1.3 The restructuring process
Requirements for initiating restructuring proceedings
Restructuring proceedings do not need to be initiated if
Restructuring plan, coordination and confirmation
No mandatory involvement of shareholders - Debt Equity Swap against their will not enforceable
Appointment of a restructuring officer
Option: execution freeze
Effects of the freeze on execution on the occurrence of bankruptcy
Impact of the freeze on execution and the restructuring process on contracts
1.4 The simplified restructuring procedure
The simplified restructuring procedure for a quick and secure restructuring "only" of the financial liabilities could be of great practical importance in the event that not 100% of the creditors agree to an out-of-court settlement. In this case the court has to decide on the confirmation of the restructuring plan without initiating restructuring proceedings. The debtor can apply for this simplified procedure if only financial creditors are affected and a majority of at least 75% of the creditors of capital in each creditor class has approved the restructuring plan. The concept of financial creditor is to be understood broadly; all receivables with a financing character are included. Essentially, this is intended to prevent the de facto negotiating power of the "hold out" that has existed so far.

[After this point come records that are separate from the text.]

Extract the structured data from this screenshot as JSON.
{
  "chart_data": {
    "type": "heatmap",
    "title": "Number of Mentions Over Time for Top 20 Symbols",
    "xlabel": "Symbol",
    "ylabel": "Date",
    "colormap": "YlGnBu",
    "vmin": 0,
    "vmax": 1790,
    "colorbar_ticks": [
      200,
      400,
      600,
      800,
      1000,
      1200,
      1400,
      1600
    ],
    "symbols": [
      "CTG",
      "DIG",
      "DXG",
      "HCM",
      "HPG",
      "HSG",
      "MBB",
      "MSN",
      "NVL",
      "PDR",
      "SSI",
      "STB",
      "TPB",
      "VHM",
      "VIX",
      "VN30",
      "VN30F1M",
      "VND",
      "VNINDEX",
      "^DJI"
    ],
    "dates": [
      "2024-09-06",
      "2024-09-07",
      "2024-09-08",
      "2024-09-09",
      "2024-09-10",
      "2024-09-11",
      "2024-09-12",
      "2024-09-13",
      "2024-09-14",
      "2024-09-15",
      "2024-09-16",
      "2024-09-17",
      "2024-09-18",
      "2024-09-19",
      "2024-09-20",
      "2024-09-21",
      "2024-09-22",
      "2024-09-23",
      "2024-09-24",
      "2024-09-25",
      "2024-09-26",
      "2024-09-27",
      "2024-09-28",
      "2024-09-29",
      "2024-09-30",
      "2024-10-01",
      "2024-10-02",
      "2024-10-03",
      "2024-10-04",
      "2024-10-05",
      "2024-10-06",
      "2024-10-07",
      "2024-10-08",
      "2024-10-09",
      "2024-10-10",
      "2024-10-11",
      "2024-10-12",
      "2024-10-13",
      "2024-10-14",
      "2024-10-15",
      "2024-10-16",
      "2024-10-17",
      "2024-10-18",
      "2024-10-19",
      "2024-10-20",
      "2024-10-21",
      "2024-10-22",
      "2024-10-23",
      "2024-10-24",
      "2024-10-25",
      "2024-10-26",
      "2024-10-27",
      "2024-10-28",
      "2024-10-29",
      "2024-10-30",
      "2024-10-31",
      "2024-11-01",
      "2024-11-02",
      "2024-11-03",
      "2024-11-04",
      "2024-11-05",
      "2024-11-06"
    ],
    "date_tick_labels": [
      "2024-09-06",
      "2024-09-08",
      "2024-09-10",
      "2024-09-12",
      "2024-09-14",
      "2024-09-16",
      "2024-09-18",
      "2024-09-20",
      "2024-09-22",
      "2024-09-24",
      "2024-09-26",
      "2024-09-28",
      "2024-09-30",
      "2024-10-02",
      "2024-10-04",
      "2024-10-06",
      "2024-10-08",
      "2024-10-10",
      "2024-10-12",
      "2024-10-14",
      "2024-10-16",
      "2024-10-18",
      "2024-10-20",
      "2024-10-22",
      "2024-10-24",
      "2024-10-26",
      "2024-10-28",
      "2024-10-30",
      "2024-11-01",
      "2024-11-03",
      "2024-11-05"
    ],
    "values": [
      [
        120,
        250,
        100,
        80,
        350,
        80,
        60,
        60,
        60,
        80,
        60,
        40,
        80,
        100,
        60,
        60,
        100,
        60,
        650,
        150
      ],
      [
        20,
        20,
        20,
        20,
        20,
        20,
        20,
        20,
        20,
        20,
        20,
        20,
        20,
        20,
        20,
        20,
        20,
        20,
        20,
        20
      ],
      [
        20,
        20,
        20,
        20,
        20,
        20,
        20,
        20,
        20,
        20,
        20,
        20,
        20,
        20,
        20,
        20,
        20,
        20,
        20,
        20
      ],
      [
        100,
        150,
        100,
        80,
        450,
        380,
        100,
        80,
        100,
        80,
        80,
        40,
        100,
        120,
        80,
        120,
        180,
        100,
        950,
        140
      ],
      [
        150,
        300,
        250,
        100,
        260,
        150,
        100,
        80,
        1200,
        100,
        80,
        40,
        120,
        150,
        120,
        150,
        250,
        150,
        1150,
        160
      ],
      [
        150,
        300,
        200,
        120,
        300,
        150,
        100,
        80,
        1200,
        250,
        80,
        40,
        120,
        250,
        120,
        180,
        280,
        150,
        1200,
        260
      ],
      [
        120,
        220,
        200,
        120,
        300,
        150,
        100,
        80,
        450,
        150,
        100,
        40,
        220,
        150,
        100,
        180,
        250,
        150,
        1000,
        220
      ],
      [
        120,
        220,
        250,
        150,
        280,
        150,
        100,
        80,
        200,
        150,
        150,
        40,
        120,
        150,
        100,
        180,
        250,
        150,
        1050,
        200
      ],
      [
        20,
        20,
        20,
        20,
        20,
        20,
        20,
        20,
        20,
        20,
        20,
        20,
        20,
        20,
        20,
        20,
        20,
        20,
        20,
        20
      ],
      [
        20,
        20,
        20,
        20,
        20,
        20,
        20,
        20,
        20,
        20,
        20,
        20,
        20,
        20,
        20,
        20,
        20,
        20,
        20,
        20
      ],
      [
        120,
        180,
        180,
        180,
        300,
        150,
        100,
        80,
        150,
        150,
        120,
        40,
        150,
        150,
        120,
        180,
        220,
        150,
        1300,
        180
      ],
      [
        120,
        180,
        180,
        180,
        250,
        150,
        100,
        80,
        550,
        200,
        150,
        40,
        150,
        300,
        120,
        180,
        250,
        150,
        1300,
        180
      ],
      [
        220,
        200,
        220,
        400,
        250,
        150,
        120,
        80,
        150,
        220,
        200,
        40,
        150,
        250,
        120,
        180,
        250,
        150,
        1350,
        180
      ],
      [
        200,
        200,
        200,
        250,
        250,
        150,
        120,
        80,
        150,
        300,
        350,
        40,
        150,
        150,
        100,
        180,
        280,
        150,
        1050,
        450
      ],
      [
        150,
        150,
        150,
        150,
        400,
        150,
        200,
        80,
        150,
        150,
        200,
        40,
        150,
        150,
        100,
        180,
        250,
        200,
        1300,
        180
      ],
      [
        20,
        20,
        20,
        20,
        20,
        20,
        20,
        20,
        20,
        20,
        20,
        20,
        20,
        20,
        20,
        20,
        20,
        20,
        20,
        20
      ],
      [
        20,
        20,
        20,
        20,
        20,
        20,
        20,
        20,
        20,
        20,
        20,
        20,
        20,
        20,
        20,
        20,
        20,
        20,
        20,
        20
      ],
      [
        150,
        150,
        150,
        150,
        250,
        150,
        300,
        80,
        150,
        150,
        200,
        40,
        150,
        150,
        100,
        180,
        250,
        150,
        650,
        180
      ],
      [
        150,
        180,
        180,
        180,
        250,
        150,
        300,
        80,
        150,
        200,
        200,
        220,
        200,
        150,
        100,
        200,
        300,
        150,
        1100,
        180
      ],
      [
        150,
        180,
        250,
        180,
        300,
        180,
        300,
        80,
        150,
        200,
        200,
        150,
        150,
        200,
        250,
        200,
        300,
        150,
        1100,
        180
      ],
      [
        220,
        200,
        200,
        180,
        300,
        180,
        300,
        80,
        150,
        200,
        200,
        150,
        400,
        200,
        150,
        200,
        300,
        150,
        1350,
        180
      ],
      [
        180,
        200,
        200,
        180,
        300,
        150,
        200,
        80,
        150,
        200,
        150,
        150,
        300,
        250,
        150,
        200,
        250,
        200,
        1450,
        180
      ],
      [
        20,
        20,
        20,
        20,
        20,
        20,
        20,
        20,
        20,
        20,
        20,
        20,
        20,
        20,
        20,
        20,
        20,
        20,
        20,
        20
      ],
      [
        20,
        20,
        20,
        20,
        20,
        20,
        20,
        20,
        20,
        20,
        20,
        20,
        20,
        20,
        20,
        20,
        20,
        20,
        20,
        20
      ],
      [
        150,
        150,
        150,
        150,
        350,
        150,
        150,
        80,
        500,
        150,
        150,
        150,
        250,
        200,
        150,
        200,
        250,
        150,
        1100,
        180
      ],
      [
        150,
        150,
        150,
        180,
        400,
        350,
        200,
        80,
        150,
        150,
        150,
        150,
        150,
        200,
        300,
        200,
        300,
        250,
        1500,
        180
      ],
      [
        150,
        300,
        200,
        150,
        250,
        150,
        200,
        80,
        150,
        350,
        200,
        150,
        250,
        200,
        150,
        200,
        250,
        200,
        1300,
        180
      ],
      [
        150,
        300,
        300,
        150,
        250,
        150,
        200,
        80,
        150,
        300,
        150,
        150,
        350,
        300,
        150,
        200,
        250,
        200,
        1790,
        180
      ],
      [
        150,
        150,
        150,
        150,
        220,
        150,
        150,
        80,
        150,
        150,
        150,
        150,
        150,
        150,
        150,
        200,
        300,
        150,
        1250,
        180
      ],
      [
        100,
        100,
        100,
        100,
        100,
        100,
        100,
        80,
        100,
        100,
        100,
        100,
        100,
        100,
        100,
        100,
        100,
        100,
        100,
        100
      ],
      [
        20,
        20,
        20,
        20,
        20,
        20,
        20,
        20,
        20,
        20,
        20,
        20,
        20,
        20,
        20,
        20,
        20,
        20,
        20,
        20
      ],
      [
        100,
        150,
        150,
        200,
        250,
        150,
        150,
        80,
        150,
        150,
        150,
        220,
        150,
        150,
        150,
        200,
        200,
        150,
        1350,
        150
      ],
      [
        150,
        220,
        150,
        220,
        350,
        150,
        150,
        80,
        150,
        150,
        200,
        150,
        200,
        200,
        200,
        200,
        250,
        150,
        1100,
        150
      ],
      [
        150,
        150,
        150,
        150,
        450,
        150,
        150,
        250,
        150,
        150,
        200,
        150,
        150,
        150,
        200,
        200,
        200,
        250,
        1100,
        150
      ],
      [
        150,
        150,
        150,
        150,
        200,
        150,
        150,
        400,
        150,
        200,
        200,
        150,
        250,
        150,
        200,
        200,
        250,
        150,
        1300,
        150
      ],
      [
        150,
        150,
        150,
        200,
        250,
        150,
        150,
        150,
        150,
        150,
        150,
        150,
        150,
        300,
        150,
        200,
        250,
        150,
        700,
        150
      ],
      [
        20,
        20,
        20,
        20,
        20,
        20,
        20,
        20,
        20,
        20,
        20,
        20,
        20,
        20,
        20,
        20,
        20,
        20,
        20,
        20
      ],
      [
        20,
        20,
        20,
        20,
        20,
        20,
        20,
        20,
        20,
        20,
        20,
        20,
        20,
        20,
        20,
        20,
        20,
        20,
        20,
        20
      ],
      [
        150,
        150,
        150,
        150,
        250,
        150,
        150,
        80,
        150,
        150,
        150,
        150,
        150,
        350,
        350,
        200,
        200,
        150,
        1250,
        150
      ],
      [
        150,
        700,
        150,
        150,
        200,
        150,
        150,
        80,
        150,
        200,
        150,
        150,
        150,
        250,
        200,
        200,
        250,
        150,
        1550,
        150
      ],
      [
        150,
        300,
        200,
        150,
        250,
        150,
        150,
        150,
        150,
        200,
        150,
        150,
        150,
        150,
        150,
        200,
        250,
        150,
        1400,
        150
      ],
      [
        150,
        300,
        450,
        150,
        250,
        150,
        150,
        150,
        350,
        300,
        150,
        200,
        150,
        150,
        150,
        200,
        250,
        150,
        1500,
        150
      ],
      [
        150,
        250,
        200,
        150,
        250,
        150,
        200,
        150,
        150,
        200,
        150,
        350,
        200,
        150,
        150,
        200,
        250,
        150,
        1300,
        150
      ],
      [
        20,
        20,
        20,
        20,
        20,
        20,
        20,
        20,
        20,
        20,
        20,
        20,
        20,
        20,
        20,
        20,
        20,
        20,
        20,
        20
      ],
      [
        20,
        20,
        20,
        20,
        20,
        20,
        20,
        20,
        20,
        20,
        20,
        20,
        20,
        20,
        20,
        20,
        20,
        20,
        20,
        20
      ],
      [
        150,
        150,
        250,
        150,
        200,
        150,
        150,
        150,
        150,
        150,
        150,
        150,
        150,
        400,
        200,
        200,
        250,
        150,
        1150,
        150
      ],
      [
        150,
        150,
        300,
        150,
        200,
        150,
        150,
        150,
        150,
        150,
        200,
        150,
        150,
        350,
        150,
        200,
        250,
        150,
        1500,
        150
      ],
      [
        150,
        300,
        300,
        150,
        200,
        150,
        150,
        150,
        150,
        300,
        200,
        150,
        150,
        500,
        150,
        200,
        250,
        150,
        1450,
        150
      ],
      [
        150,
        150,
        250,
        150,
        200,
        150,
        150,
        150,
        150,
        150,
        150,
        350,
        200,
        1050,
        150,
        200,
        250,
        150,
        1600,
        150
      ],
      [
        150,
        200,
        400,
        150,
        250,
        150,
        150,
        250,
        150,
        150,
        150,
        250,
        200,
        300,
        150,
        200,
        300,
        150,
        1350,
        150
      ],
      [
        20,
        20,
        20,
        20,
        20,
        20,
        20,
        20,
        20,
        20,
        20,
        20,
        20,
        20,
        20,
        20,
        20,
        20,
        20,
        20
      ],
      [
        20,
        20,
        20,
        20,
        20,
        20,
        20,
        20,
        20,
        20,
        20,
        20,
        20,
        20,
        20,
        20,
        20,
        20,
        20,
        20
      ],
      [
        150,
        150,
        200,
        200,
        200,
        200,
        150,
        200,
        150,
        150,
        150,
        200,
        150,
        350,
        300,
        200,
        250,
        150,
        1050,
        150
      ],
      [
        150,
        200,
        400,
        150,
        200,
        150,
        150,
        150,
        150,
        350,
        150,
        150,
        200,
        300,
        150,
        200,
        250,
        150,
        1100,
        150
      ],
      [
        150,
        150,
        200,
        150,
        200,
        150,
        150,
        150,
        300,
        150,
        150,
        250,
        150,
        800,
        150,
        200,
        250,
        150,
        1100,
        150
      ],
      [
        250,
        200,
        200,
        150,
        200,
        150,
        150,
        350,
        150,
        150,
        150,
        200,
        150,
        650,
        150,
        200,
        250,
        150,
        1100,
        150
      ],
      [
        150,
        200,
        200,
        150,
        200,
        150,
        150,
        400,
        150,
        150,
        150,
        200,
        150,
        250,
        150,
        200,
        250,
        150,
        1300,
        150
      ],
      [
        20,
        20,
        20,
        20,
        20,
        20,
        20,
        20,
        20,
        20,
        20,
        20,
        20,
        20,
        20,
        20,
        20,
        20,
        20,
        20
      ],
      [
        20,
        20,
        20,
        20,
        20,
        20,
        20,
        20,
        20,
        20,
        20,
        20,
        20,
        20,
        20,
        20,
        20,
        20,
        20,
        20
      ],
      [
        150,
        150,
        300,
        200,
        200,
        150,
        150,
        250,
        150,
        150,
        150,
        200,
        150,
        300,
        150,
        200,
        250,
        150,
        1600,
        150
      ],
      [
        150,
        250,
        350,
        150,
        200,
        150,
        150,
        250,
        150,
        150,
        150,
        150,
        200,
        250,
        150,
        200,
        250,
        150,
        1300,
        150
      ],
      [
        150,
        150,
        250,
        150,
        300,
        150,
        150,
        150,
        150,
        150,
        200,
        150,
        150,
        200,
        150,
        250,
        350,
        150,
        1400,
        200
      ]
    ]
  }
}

1.5 European restructuring process
At the request of the debtor, the court must publicly announce the initiation of the restructuring proceedings in the edict (European restructuring proceedings). The advantage of this approach is that a block on enforcement can include all creditors (so-called general block on enforcement) and the procedure falls within the scope of the EuInsVO, which enables the cross-border recognition of the restructuring procedure.
2. Significant changes in the IO: Protection for new and bridging financing and other transactions in connection with the restructuring
Restructuring measures are to be facilitated by the fact that new financings, bridging financings and other transactions in connection with the restructuring are as far as possible protected from being challenged if insolvency proceedings are opened at a later date. New financings that are contained in a confirmed restructuring plan and bridging financings that have been approved by the court cannot be challenged as a disadvantageous legal transaction due to overindebtedness according to Section 31 (1) no.3 IO.
Furthermore, a catalog of protected transactions is provided, which should be protected against avoidance if they are appropriate and immediately necessary for the negotiation of a restructuring plan and have been carried out after the enforcement suspension has been granted (e.g. payment of fees and costs for the use of professional advice in close connection with the Restructuring or the payment of employee wages for work already done). The protection against avoidance applies only if the plan has been confirmed by the court or if such transactions have been approved by the court.
Furthermore, the draft stipulates that avoidance periods are to be calculated from the day the insolvency proceedings are opened to be extended by the duration of an insolvency or overindebtedness existing during the restructuring process. This is to prevent abuse by postponing the insolvency proceedings and the associated expiration of the deadline.
B. Innovations for the discharge of natural persons
Due to the ongoing corona pandemic and the associated economic effects, the draft law provides that honest consumers are given the opportunity to pay off their debts after three years. This is to apply for a limited period of time for the next five years. In addition to the current five-year skimming procedure, a shortened skimming procedure (repayment plan) is to be introduced.